I am studying the book "A guide to first-passage processes", by Sidney Redner, and at page 14 he derives a solution of the diffusion equation
$\dfrac{\partial c(x,t)}{\partial t} = D \dfrac{\partial^2c(x,t)}{\partial x^2} \,,$
based on a scaling ansatz of the form
$c(x,t) = \dfrac{1}{X(t)} f[x/X(t)] \,.$
The book says: "substituting this ansatz into the diffusion equation gives
$X(t) \dot{X}(t) = -D \dfrac{f''(u)}{f(u) + uf'(u)} \,,$ $\quad$ where $u=\dfrac{x}{X(t)}$."
The prime denotes differentiation w.r.t. $u$ and the overdot denotes the time derivative.
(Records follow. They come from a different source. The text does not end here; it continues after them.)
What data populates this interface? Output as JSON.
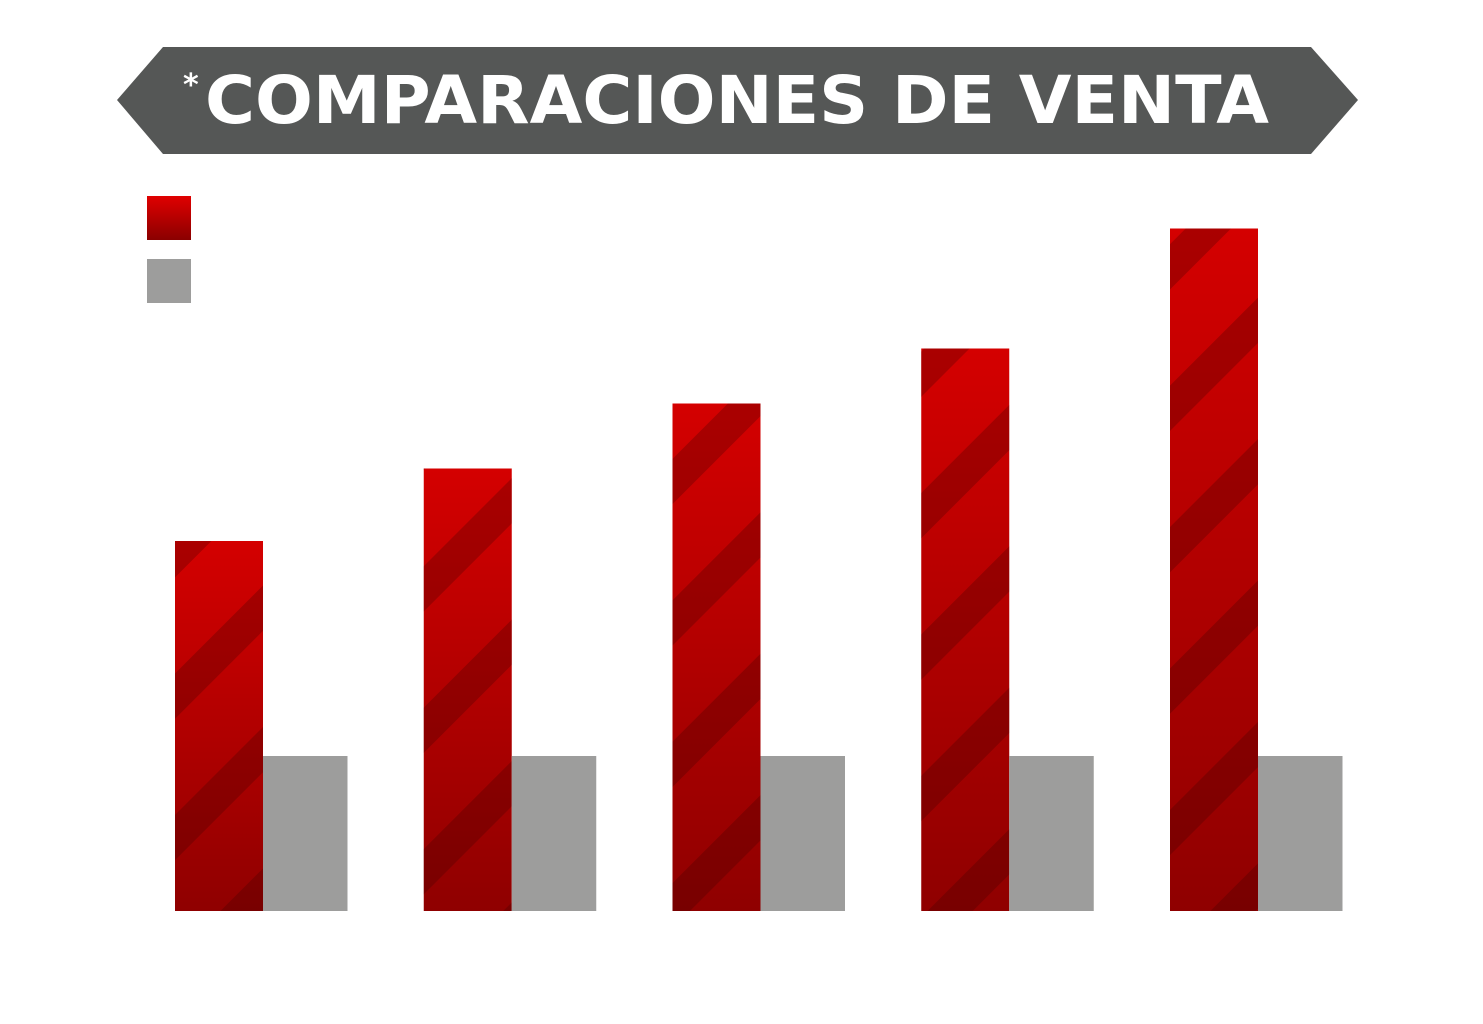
{
  "banner": {
    "asterisk": "*",
    "title": "COMPARACIONES DE VENTA"
  },
  "colors": {
    "banner": "#555756",
    "series_primary": "#cc0000",
    "series_primary_dark": "#8f0000",
    "series_secondary": "#9d9d9c",
    "title_text": "#ffffff"
  },
  "chart_data": {
    "type": "bar",
    "title": "COMPARACIONES DE VENTA",
    "categories": [
      "",
      "",
      "",
      "",
      ""
    ],
    "series": [
      {
        "values": [
          74,
          88.5,
          101.5,
          112.5,
          136.5
        ],
        "color": "#cc0000"
      },
      {
        "values": [
          31,
          31,
          31,
          31,
          31
        ],
        "color": "#9d9d9c"
      }
    ],
    "ylim": [
      0,
      140
    ],
    "grid": false,
    "axes_visible": false,
    "legend": "top-left",
    "legend_labels_visible": false
  }
}
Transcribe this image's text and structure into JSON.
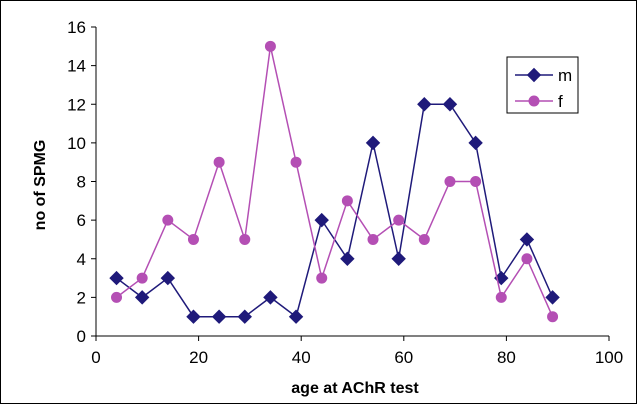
{
  "chart_data": {
    "type": "line",
    "xlabel": "age at AChR test",
    "ylabel": "no of SPMG",
    "xlim": [
      0,
      100
    ],
    "ylim": [
      0,
      16
    ],
    "xticks": [
      0,
      20,
      40,
      60,
      80,
      100
    ],
    "yticks": [
      0,
      2,
      4,
      6,
      8,
      10,
      12,
      14,
      16
    ],
    "grid": false,
    "legend_position": "top-right",
    "series": [
      {
        "name": "m",
        "color": "#1f1a7a",
        "marker": "diamond",
        "x": [
          4,
          9,
          14,
          19,
          24,
          29,
          34,
          39,
          44,
          49,
          54,
          59,
          64,
          69,
          74,
          79,
          84,
          89
        ],
        "values": [
          3,
          2,
          3,
          1,
          1,
          1,
          2,
          1,
          6,
          4,
          10,
          4,
          12,
          12,
          10,
          3,
          5,
          2
        ]
      },
      {
        "name": "f",
        "color": "#b44fb4",
        "marker": "circle",
        "x": [
          4,
          9,
          14,
          19,
          24,
          29,
          34,
          39,
          44,
          49,
          54,
          59,
          64,
          69,
          74,
          79,
          84,
          89
        ],
        "values": [
          2,
          3,
          6,
          5,
          9,
          5,
          15,
          9,
          3,
          7,
          5,
          6,
          5,
          8,
          8,
          2,
          4,
          1
        ]
      }
    ]
  }
}
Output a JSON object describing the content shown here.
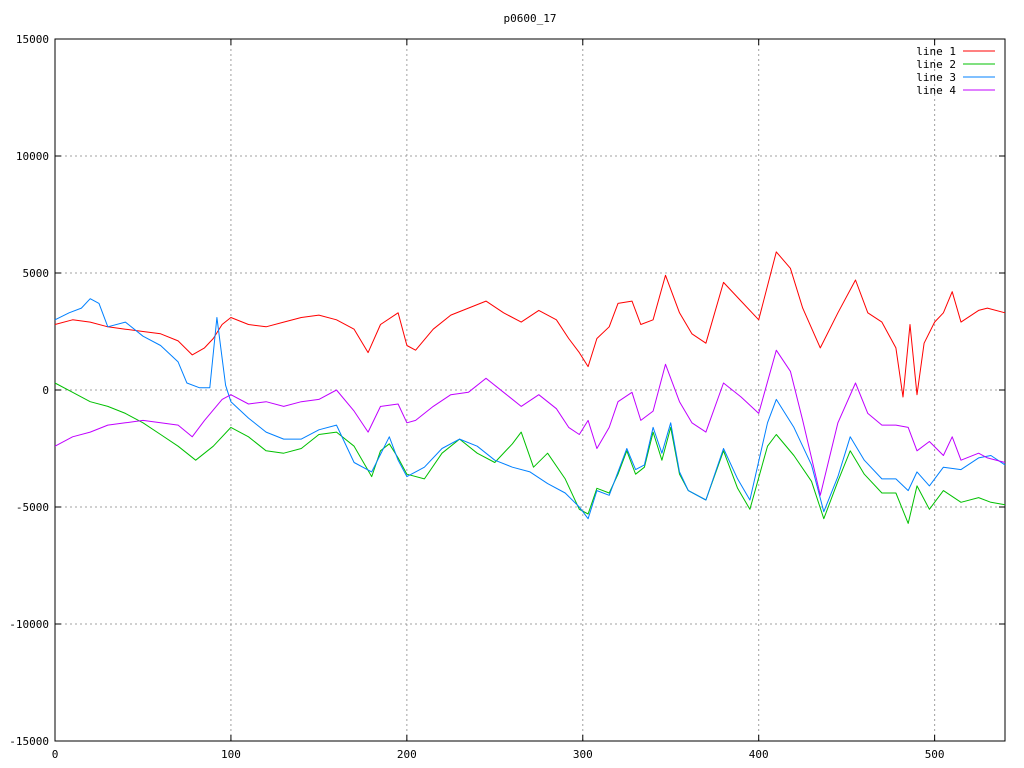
{
  "chart_data": {
    "type": "line",
    "title": "p0600_17",
    "xlabel": "",
    "ylabel": "",
    "xlim": [
      0,
      540
    ],
    "ylim": [
      -15000,
      15000
    ],
    "x_ticks": [
      0,
      100,
      200,
      300,
      400,
      500
    ],
    "y_ticks": [
      -15000,
      -10000,
      -5000,
      0,
      5000,
      10000,
      15000
    ],
    "x_tick_labels": [
      "0",
      "100",
      "200",
      "300",
      "400",
      "500"
    ],
    "y_tick_labels": [
      "-15000",
      "-10000",
      "-5000",
      "0",
      "5000",
      "10000",
      "15000"
    ],
    "grid": true,
    "legend_position": "top-right",
    "series": [
      {
        "name": "line 1",
        "color": "#ff0000",
        "points": [
          [
            0,
            2800
          ],
          [
            10,
            3000
          ],
          [
            20,
            2900
          ],
          [
            30,
            2700
          ],
          [
            40,
            2600
          ],
          [
            50,
            2500
          ],
          [
            60,
            2400
          ],
          [
            70,
            2100
          ],
          [
            78,
            1500
          ],
          [
            85,
            1800
          ],
          [
            90,
            2200
          ],
          [
            95,
            2800
          ],
          [
            100,
            3100
          ],
          [
            110,
            2800
          ],
          [
            120,
            2700
          ],
          [
            130,
            2900
          ],
          [
            140,
            3100
          ],
          [
            150,
            3200
          ],
          [
            160,
            3000
          ],
          [
            170,
            2600
          ],
          [
            178,
            1600
          ],
          [
            185,
            2800
          ],
          [
            195,
            3300
          ],
          [
            200,
            1900
          ],
          [
            205,
            1700
          ],
          [
            215,
            2600
          ],
          [
            225,
            3200
          ],
          [
            235,
            3500
          ],
          [
            245,
            3800
          ],
          [
            255,
            3300
          ],
          [
            265,
            2900
          ],
          [
            275,
            3400
          ],
          [
            285,
            3000
          ],
          [
            292,
            2200
          ],
          [
            298,
            1600
          ],
          [
            303,
            1000
          ],
          [
            308,
            2200
          ],
          [
            315,
            2700
          ],
          [
            320,
            3700
          ],
          [
            328,
            3800
          ],
          [
            333,
            2800
          ],
          [
            340,
            3000
          ],
          [
            347,
            4900
          ],
          [
            355,
            3300
          ],
          [
            362,
            2400
          ],
          [
            370,
            2000
          ],
          [
            380,
            4600
          ],
          [
            390,
            3800
          ],
          [
            400,
            3000
          ],
          [
            410,
            5900
          ],
          [
            418,
            5200
          ],
          [
            425,
            3500
          ],
          [
            435,
            1800
          ],
          [
            445,
            3300
          ],
          [
            455,
            4700
          ],
          [
            462,
            3300
          ],
          [
            470,
            2900
          ],
          [
            478,
            1800
          ],
          [
            482,
            -300
          ],
          [
            486,
            2800
          ],
          [
            490,
            -200
          ],
          [
            494,
            2000
          ],
          [
            500,
            2900
          ],
          [
            505,
            3300
          ],
          [
            510,
            4200
          ],
          [
            515,
            2900
          ],
          [
            525,
            3400
          ],
          [
            530,
            3500
          ],
          [
            540,
            3300
          ]
        ]
      },
      {
        "name": "line 2",
        "color": "#00c000",
        "points": [
          [
            0,
            300
          ],
          [
            10,
            -100
          ],
          [
            20,
            -500
          ],
          [
            30,
            -700
          ],
          [
            40,
            -1000
          ],
          [
            50,
            -1400
          ],
          [
            60,
            -1900
          ],
          [
            70,
            -2400
          ],
          [
            80,
            -3000
          ],
          [
            90,
            -2400
          ],
          [
            100,
            -1600
          ],
          [
            110,
            -2000
          ],
          [
            120,
            -2600
          ],
          [
            130,
            -2700
          ],
          [
            140,
            -2500
          ],
          [
            150,
            -1900
          ],
          [
            160,
            -1800
          ],
          [
            170,
            -2400
          ],
          [
            180,
            -3700
          ],
          [
            185,
            -2600
          ],
          [
            190,
            -2300
          ],
          [
            195,
            -2900
          ],
          [
            200,
            -3600
          ],
          [
            210,
            -3800
          ],
          [
            220,
            -2700
          ],
          [
            230,
            -2100
          ],
          [
            240,
            -2700
          ],
          [
            250,
            -3100
          ],
          [
            260,
            -2300
          ],
          [
            265,
            -1800
          ],
          [
            272,
            -3300
          ],
          [
            280,
            -2700
          ],
          [
            290,
            -3800
          ],
          [
            298,
            -5100
          ],
          [
            303,
            -5300
          ],
          [
            308,
            -4200
          ],
          [
            315,
            -4400
          ],
          [
            320,
            -3600
          ],
          [
            325,
            -2600
          ],
          [
            330,
            -3600
          ],
          [
            335,
            -3300
          ],
          [
            340,
            -1800
          ],
          [
            345,
            -3000
          ],
          [
            350,
            -1600
          ],
          [
            355,
            -3600
          ],
          [
            360,
            -4300
          ],
          [
            370,
            -4700
          ],
          [
            380,
            -2600
          ],
          [
            388,
            -4200
          ],
          [
            395,
            -5100
          ],
          [
            405,
            -2400
          ],
          [
            410,
            -1900
          ],
          [
            420,
            -2800
          ],
          [
            430,
            -3900
          ],
          [
            437,
            -5500
          ],
          [
            445,
            -3900
          ],
          [
            452,
            -2600
          ],
          [
            460,
            -3600
          ],
          [
            470,
            -4400
          ],
          [
            478,
            -4400
          ],
          [
            485,
            -5700
          ],
          [
            490,
            -4100
          ],
          [
            497,
            -5100
          ],
          [
            505,
            -4300
          ],
          [
            515,
            -4800
          ],
          [
            525,
            -4600
          ],
          [
            532,
            -4800
          ],
          [
            540,
            -4900
          ]
        ]
      },
      {
        "name": "line 3",
        "color": "#0080ff",
        "points": [
          [
            0,
            3000
          ],
          [
            8,
            3300
          ],
          [
            15,
            3500
          ],
          [
            20,
            3900
          ],
          [
            25,
            3700
          ],
          [
            30,
            2700
          ],
          [
            40,
            2900
          ],
          [
            50,
            2300
          ],
          [
            60,
            1900
          ],
          [
            70,
            1200
          ],
          [
            75,
            300
          ],
          [
            82,
            100
          ],
          [
            88,
            100
          ],
          [
            92,
            3100
          ],
          [
            97,
            200
          ],
          [
            100,
            -500
          ],
          [
            110,
            -1200
          ],
          [
            120,
            -1800
          ],
          [
            130,
            -2100
          ],
          [
            140,
            -2100
          ],
          [
            150,
            -1700
          ],
          [
            160,
            -1500
          ],
          [
            170,
            -3100
          ],
          [
            180,
            -3500
          ],
          [
            190,
            -2000
          ],
          [
            195,
            -3000
          ],
          [
            200,
            -3700
          ],
          [
            210,
            -3300
          ],
          [
            220,
            -2500
          ],
          [
            230,
            -2100
          ],
          [
            240,
            -2400
          ],
          [
            250,
            -3000
          ],
          [
            260,
            -3300
          ],
          [
            270,
            -3500
          ],
          [
            280,
            -4000
          ],
          [
            290,
            -4400
          ],
          [
            298,
            -5000
          ],
          [
            303,
            -5500
          ],
          [
            308,
            -4300
          ],
          [
            315,
            -4500
          ],
          [
            320,
            -3500
          ],
          [
            325,
            -2500
          ],
          [
            330,
            -3400
          ],
          [
            335,
            -3200
          ],
          [
            340,
            -1600
          ],
          [
            345,
            -2700
          ],
          [
            350,
            -1400
          ],
          [
            355,
            -3500
          ],
          [
            360,
            -4300
          ],
          [
            370,
            -4700
          ],
          [
            380,
            -2500
          ],
          [
            388,
            -3800
          ],
          [
            395,
            -4700
          ],
          [
            405,
            -1400
          ],
          [
            410,
            -400
          ],
          [
            420,
            -1600
          ],
          [
            430,
            -3200
          ],
          [
            437,
            -5200
          ],
          [
            445,
            -3700
          ],
          [
            452,
            -2000
          ],
          [
            460,
            -3000
          ],
          [
            470,
            -3800
          ],
          [
            478,
            -3800
          ],
          [
            485,
            -4300
          ],
          [
            490,
            -3500
          ],
          [
            497,
            -4100
          ],
          [
            505,
            -3300
          ],
          [
            515,
            -3400
          ],
          [
            525,
            -2900
          ],
          [
            532,
            -2800
          ],
          [
            540,
            -3200
          ]
        ]
      },
      {
        "name": "line 4",
        "color": "#c000ff",
        "points": [
          [
            0,
            -2400
          ],
          [
            10,
            -2000
          ],
          [
            20,
            -1800
          ],
          [
            30,
            -1500
          ],
          [
            40,
            -1400
          ],
          [
            50,
            -1300
          ],
          [
            60,
            -1400
          ],
          [
            70,
            -1500
          ],
          [
            78,
            -2000
          ],
          [
            85,
            -1300
          ],
          [
            95,
            -400
          ],
          [
            100,
            -200
          ],
          [
            110,
            -600
          ],
          [
            120,
            -500
          ],
          [
            130,
            -700
          ],
          [
            140,
            -500
          ],
          [
            150,
            -400
          ],
          [
            160,
            0
          ],
          [
            170,
            -900
          ],
          [
            178,
            -1800
          ],
          [
            185,
            -700
          ],
          [
            195,
            -600
          ],
          [
            200,
            -1400
          ],
          [
            205,
            -1300
          ],
          [
            215,
            -700
          ],
          [
            225,
            -200
          ],
          [
            235,
            -100
          ],
          [
            245,
            500
          ],
          [
            255,
            -100
          ],
          [
            265,
            -700
          ],
          [
            275,
            -200
          ],
          [
            285,
            -800
          ],
          [
            292,
            -1600
          ],
          [
            298,
            -1900
          ],
          [
            303,
            -1300
          ],
          [
            308,
            -2500
          ],
          [
            315,
            -1600
          ],
          [
            320,
            -500
          ],
          [
            328,
            -100
          ],
          [
            333,
            -1300
          ],
          [
            340,
            -900
          ],
          [
            347,
            1100
          ],
          [
            355,
            -500
          ],
          [
            362,
            -1400
          ],
          [
            370,
            -1800
          ],
          [
            380,
            300
          ],
          [
            390,
            -300
          ],
          [
            400,
            -1000
          ],
          [
            410,
            1700
          ],
          [
            418,
            800
          ],
          [
            425,
            -1300
          ],
          [
            435,
            -4500
          ],
          [
            445,
            -1400
          ],
          [
            455,
            300
          ],
          [
            462,
            -1000
          ],
          [
            470,
            -1500
          ],
          [
            478,
            -1500
          ],
          [
            485,
            -1600
          ],
          [
            490,
            -2600
          ],
          [
            497,
            -2200
          ],
          [
            505,
            -2800
          ],
          [
            510,
            -2000
          ],
          [
            515,
            -3000
          ],
          [
            525,
            -2700
          ],
          [
            530,
            -2900
          ],
          [
            540,
            -3100
          ]
        ]
      }
    ]
  }
}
Can anybody please give me a hand on how to arrive there?
EDIT: As pointed out in the comments and in the answers, this is simply repeated applications of the chain rule. What is important to keep in mind is that
$\dfrac{\partial f(u)}{\partial t} = \dfrac{\partial f}{\partial u}\dfrac{\partial u}{\partial t} = f'\dfrac{\partial u}{\partial t}\,,$
$\dfrac{\partial f(u)}{\partial x} = \dfrac{\partial f}{\partial u}\dfrac{\partial u}{\partial x}= f'\dfrac{\partial u}{\partial x}\,,$
and then everything works out smoothly. Thank you everybody.
$$c(x,t) = \dfrac{1}{X(t)} f[x/X(t)] \,.$$ Differentiate twice wrt $x$: $$\dfrac {dc(x,t)}{dx} = \dfrac{1}{X^2(t)} f_u[u] \,.$$ $$\dfrac {d^2c(x,t)}{dx^2} = \dfrac{1}{X^3(t)} f_{uu}[u] \,.$$ Differentiate wrt $t$: $$\dfrac {dc(x,t)}{dt} = \dfrac{1}{X^2(t)} \left ( -f_u[u] \dfrac {xX_t(t)} {X(t)}- X_t(t)f[u] \right )$$ $$\dfrac {dc(x,t)}{dt} = \left ( -f_u[u] \dfrac {xX_t(t)} {X^3(t)}- \dfrac{X_t(t)f[u] }{X^2(t)} \right )$$
The diffusion equation is: $$\dfrac{\partial c(x,t)}{\partial t} = D \dfrac{\partial^2c(x,t)}{\partial x^2} \,,$$ $$f_u[u] \dfrac {xX_t(t)} {X^3(t)}+ \dfrac{X_t(t)f[u] }{X^2(t)} =-\dfrac{D}{X^3(t)} f_{uu}[u] \,.$$ $$f_u[u] {xX_t(t)} + {X_t(t)f[u] }{X(t)} =-{D}f_{uu}[u] \,.$$ The result follows: $$X_t(t){X(t)}\left (f_u[u] u + f[u] \right )=-{D}f_{uu}[u] $$ $$ \boxed {X_t(t){X(t)}=-{D} \dfrac {f_{uu}[u] }{\left (f_u[u] u + f[u] \right )}}$$I think that the derivative at the denominator is taken according to the variable $u$. At the numerator too, its taken with respect to u. Where: $$u=\frac x {X(t)}$$